Dashboard HTTP APIs use dual authentication so browser apps and automation can share the same routes safely.

Dual auth

  • Clerk session — normal browser cookies when you are signed in to the panel. Full UI access; API key scope rules do not apply.
  • API key Authorization: Bearer sk_… keys created under Settings → API keys. Keys are Clerk-only; they are not created through this HTTP API surface.

Permissions / scopes

Keys may carry an optional list of scopes. An empty permission list means full access (legacy behavior). When scopes are set, each route checks required read/write scopes by HTTP method and path prefix (services, zones, domains, billing, tickets, teams including backup subpaths).
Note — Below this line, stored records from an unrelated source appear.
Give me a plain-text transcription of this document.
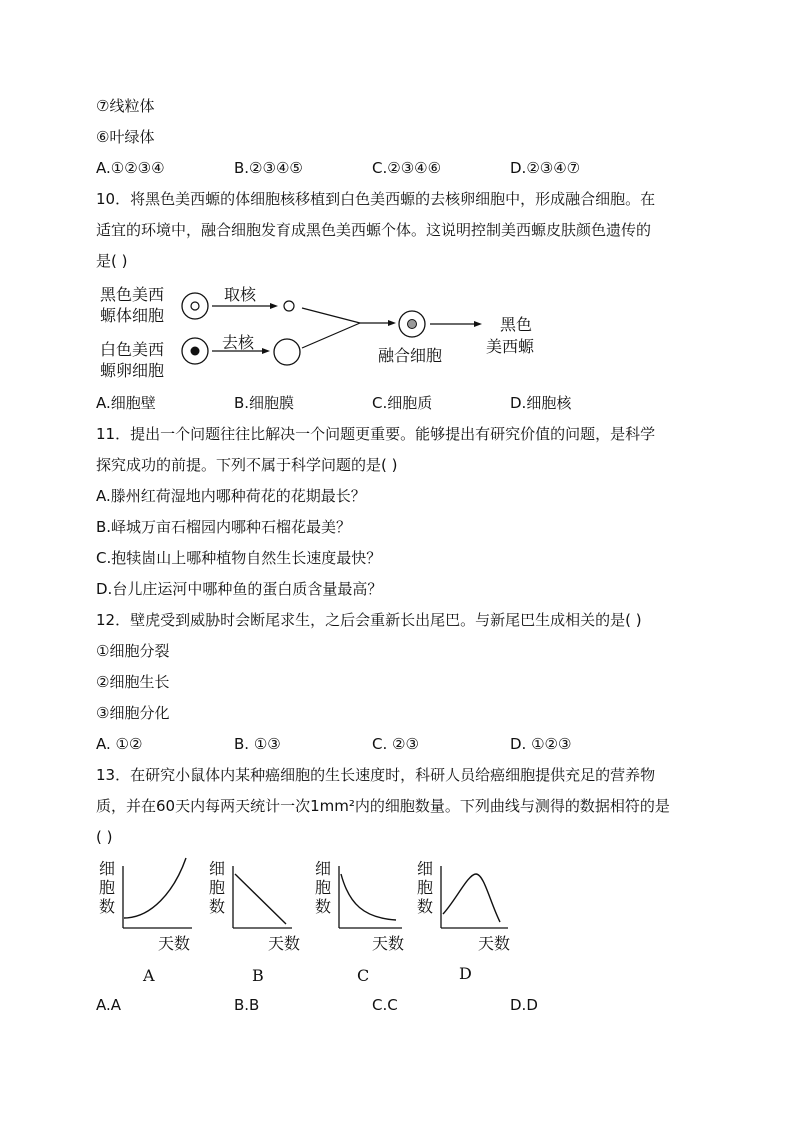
⑦线粒体
⑥叶绿体
A.①②③④	B.②③④⑤	C.②③④⑥	D.②③④⑦
10．将黑色美西螈的体细胞核移植到白色美西螈的去核卵细胞中，形成融合细胞。在
适宜的环境中，融合细胞发育成黑色美西螈个体。这说明控制美西螈皮肤颜色遗传的
是( )
黑色美西
螈体细胞
白色美西
螈卵细胞
取核
去核
融合细胞
黑色
美西螈
A.细胞壁	B.细胞膜	C.细胞质	D.细胞核
11．提出一个问题往往比解决一个问题更重要。能够提出有研究价值的问题，是科学
探究成功的前提。下列不属于科学问题的是( )
A.滕州红荷湿地内哪种荷花的花期最长？
B.峄城万亩石榴园内哪种石榴花最美？
C.抱犊崮山上哪种植物自然生长速度最快？
D.台儿庄运河中哪种鱼的蛋白质含量最高？
12．壁虎受到威胁时会断尾求生，之后会重新长出尾巴。与新尾巴生成相关的是( )
①细胞分裂
②细胞生长
③细胞分化
A. ①②	B. ①③	C. ②③	D. ①②③
13．在研究小鼠体内某种癌细胞的生长速度时，科研人员给癌细胞提供充足的营养物
质，并在60天内每两天统计一次1mm²内的细胞数量。下列曲线与测得的数据相符的是
( )
细
胞
数
天数
细
胞
数
天数
细
胞
数
天数
细
胞
数
天数
A	B	C	D
A.A	B.B	C.C	D.D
Missing scope: 403 with { "error": "Insufficient API key permissions" }.

API reference → Permission scopes

Expiry & revocation

  • Expired key: 401 with { "error": "API key expired" }.
  • Invalid / revoked key: 401 with a generic message — do not rely on exact wording for automation.

IP whitelist

If a key has a non-empty ipWhitelist, the request client IP must match an entry. Otherwise the key is rejected with 401 (generic or IP-specific message per server implementation).

Rate limits

API key traffic on dual-auth routes is rate-limited per key id (see RATE_LIMITS.dashboardApiKey in the panel source). Clerk session traffic follows separate dashboard limits.